A família Sousa estava entre as primeiras famílias do Ipu a comprar um rádio. O rádio era uma novidade extraordinária, que cativava a imaginação dos matutos. Vinha gente de lugares distantes, só para ver e ouvir a “caixa de madeira” que “canta” e que “fala”, como se fosse um papagaio!
Uma vez, após quase um dia
inteiro de viagem para ver e ouvir a “caixa falante”, a mãe de Seu Henrique o
levou (ainda menino), para ver e ouvir o tal “rádio”, na casa do coronel Murilo
Sousa.
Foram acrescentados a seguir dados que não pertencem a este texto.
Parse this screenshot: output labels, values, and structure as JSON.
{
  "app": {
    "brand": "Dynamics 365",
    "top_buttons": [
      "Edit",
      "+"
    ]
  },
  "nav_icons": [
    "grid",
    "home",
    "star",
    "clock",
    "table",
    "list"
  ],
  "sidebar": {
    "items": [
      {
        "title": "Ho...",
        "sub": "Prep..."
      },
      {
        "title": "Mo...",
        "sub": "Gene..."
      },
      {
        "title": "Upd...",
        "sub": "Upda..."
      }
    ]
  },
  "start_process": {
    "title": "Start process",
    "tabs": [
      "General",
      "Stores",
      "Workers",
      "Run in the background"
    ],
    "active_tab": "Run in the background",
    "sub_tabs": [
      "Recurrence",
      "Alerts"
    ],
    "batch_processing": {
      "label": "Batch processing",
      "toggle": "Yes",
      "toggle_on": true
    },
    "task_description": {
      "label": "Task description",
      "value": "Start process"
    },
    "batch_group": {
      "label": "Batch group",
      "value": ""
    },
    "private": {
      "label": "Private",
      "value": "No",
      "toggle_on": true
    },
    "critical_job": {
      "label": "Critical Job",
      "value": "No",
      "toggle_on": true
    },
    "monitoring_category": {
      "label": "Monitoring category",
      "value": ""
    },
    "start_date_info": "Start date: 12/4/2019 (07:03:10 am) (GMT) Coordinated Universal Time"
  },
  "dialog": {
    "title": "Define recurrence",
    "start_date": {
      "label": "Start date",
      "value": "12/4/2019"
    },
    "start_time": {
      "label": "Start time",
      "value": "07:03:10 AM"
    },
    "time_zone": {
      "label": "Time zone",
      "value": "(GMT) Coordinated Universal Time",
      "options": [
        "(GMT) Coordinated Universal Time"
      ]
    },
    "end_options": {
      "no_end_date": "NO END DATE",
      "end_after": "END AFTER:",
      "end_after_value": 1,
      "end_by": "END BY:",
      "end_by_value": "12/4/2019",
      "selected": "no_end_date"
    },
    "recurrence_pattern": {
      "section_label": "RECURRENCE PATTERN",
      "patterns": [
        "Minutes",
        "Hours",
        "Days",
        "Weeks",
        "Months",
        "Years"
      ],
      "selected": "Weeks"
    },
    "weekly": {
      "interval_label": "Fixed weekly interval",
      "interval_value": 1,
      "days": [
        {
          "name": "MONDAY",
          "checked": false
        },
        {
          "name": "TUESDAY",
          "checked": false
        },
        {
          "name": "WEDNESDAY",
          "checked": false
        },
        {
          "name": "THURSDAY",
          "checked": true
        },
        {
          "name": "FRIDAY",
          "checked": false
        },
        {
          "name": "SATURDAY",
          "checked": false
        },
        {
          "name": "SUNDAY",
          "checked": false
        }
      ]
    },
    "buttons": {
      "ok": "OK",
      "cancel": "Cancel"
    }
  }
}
Mas o coronel disse-lhes:
— Hoje não...! Voltem amanhã! — No que a mãe de Henrique respondeu:
— Amanhã? Amanhã o carneiro perdeu o lá!
A bem da verdade, o coronel tinha ciúmes do rádio... e havia o gasto com as pilhas, que ele vivia reclamando. E lá pelas cinco horas da tarde, em sua calçada, sentava o Velho coronel Murilo Sousa, que apesar de ter “velho” no nome, de velho mesmo não tinha nada.
Ele teria, nesta ocasião, pouco mais de
quarenta, para cinquenta anos de idade. Mas gostava que o tratassem assim...,
pois impunha um certo respeito. Respeito e autoridade! O apelido de “coronel”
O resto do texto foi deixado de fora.